The federal Help America Vote Act (HAVA) of 2002 requires all states to
have a statewide voter registration database in place by 2006. Like
most other states, Maryland has struggled to meet this deadline, and
the problems encountered in converting county databases into the new
format have not yet been fully resolved. A recent study by the Brennan
Center for Justice at the New York University School of Law found that
nearly one-fifth of new voter registrations may be disqualified in the
transition and dropped from the voter rolls. Operating the 2006
elections with this significant change alone presents major challenges.
But on top of that, the State Board of Elections now wants to insert an
additional new product into the mix: electronic pollbooks.

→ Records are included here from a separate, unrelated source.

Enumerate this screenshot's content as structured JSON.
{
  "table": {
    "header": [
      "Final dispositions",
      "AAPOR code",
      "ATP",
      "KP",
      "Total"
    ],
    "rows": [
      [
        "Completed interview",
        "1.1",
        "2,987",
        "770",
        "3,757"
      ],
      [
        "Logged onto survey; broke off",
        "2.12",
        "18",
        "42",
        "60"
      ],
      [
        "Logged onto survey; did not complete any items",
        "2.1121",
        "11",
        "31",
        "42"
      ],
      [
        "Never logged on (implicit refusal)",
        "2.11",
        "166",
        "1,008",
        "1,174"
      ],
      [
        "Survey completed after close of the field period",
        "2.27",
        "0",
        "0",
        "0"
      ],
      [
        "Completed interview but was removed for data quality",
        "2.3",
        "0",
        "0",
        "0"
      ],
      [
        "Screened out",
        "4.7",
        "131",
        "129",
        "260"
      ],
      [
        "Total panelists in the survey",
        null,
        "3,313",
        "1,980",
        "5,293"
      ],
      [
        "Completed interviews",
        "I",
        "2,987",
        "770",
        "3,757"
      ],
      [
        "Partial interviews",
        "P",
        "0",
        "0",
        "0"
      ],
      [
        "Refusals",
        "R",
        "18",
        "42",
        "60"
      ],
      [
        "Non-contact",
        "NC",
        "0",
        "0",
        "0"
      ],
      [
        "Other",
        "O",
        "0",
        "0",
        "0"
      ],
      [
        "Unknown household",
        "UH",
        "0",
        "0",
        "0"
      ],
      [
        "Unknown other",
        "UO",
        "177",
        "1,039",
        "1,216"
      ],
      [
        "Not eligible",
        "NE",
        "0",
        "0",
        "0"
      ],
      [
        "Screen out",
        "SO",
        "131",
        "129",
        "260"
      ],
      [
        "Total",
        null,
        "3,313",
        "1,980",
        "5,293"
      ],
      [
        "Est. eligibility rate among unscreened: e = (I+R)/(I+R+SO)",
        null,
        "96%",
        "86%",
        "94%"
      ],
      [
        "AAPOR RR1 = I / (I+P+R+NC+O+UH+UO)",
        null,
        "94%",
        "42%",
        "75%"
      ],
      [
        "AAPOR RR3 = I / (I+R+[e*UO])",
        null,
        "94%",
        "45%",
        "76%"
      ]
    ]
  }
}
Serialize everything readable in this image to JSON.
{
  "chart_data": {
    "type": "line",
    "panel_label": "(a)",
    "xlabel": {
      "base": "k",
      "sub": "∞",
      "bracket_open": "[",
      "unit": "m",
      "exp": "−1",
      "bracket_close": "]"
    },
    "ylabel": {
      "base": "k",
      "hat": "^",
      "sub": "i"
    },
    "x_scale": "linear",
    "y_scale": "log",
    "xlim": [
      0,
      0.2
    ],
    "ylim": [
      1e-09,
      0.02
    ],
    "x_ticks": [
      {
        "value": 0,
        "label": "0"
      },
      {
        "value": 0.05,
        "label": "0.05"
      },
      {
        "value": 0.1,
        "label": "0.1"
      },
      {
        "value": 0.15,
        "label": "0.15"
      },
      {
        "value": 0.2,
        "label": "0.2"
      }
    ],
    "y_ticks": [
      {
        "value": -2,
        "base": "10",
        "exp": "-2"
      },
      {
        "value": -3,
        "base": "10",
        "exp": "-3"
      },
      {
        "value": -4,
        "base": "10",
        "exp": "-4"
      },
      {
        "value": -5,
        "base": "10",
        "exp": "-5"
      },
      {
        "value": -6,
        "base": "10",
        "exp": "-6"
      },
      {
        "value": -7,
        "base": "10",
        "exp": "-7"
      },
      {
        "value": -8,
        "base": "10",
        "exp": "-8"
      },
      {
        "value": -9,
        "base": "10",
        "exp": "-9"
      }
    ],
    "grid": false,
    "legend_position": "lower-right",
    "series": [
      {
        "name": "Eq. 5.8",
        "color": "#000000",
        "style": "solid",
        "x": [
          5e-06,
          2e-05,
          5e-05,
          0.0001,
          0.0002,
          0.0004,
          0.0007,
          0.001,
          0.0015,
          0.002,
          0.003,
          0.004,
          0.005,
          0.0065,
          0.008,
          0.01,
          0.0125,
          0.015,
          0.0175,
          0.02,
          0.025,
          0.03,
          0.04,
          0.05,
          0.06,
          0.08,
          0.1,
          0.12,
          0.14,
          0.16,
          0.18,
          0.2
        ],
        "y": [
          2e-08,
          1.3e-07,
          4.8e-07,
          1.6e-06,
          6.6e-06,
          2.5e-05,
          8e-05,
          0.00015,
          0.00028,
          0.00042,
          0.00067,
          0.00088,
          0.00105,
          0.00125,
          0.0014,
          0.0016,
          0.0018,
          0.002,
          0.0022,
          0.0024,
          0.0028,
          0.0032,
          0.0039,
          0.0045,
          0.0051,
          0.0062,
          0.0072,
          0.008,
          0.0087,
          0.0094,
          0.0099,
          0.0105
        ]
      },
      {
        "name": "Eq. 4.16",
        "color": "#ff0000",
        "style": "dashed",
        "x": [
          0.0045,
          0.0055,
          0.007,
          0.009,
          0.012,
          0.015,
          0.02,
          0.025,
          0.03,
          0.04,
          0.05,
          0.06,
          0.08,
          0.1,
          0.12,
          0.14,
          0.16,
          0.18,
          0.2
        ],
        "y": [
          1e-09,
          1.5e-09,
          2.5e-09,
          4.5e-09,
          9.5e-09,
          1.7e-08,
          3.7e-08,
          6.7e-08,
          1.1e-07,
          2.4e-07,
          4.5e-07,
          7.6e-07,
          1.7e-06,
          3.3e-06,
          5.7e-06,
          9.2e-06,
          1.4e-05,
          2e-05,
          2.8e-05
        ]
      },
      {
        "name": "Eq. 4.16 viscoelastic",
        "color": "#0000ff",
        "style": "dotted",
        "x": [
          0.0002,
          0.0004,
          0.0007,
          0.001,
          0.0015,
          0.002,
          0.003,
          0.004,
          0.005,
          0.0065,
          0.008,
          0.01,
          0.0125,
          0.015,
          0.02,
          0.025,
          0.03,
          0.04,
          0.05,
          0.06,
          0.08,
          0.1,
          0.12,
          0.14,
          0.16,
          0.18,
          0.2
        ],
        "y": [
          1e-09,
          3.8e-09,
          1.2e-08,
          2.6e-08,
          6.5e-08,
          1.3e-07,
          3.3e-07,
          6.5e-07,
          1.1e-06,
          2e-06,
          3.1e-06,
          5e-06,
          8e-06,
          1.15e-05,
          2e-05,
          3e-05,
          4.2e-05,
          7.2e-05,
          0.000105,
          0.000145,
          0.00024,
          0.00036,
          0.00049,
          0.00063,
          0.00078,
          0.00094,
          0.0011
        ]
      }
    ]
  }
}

Paper pollbooks and Voter Authority Cards—the index cards each voter
signs when checking in at a polling place—are some of the few remaining
safeguards against voter fraud in Maryland’s otherwise paperless voting
system. They provide an independent means to verify exactly who voted
in an election and to determine how many votes should have been tallied
by the voting machines. Replacing them with electronic pollbooks—which
the SBE insists is necessary to implement early voting in Maryland—adds
yet another layer of untested technology between the voter and the
voting process.
Since these e-pollbooks would interface directly with the state’s voter
registration database via the Internet, altering the database in the
process, the potential to disenfranchise large numbers of voters
through computer malfunctions, system crashes, bad programming, or even
hacking or fraud, is enormous.
“Electronic pollbooks are not needed if early voting is done the same
way it is in states such as Texas, where it is essentially treated as
walk-in absentee voting,” said Linda Schade, Executive Director of
TrueVoteMD. “Voters mark their choices on absentee ballots that are
canvassed with all other absentee ballots after election day. If a
voter has voted at the polls on Election Day, their early ballot is
disqualified and not counted. That would be the safest, simplest method
of providing early voting this year—and it would prevent the state from
pouring millions more dollars into pork that enmeshes us more deeply
with Diebold.”|
Define "database" Written by sherpa on 2006-05-07 22:32:11 Oh yeah, let's go with the company that has demonstrably defective voting mechines to do our e-pollbooks. That makes sense! While The federal Help America Vote Act (HAVA) of 2002 requires all states to have a statewide voter registration database in place by 2006. does this specifically require that the database be electronic (the book is a "database" with the broad meaning of the term)? If the database must be electronic, is this electronic version of the database required to be the one used to verify registration in the polling place?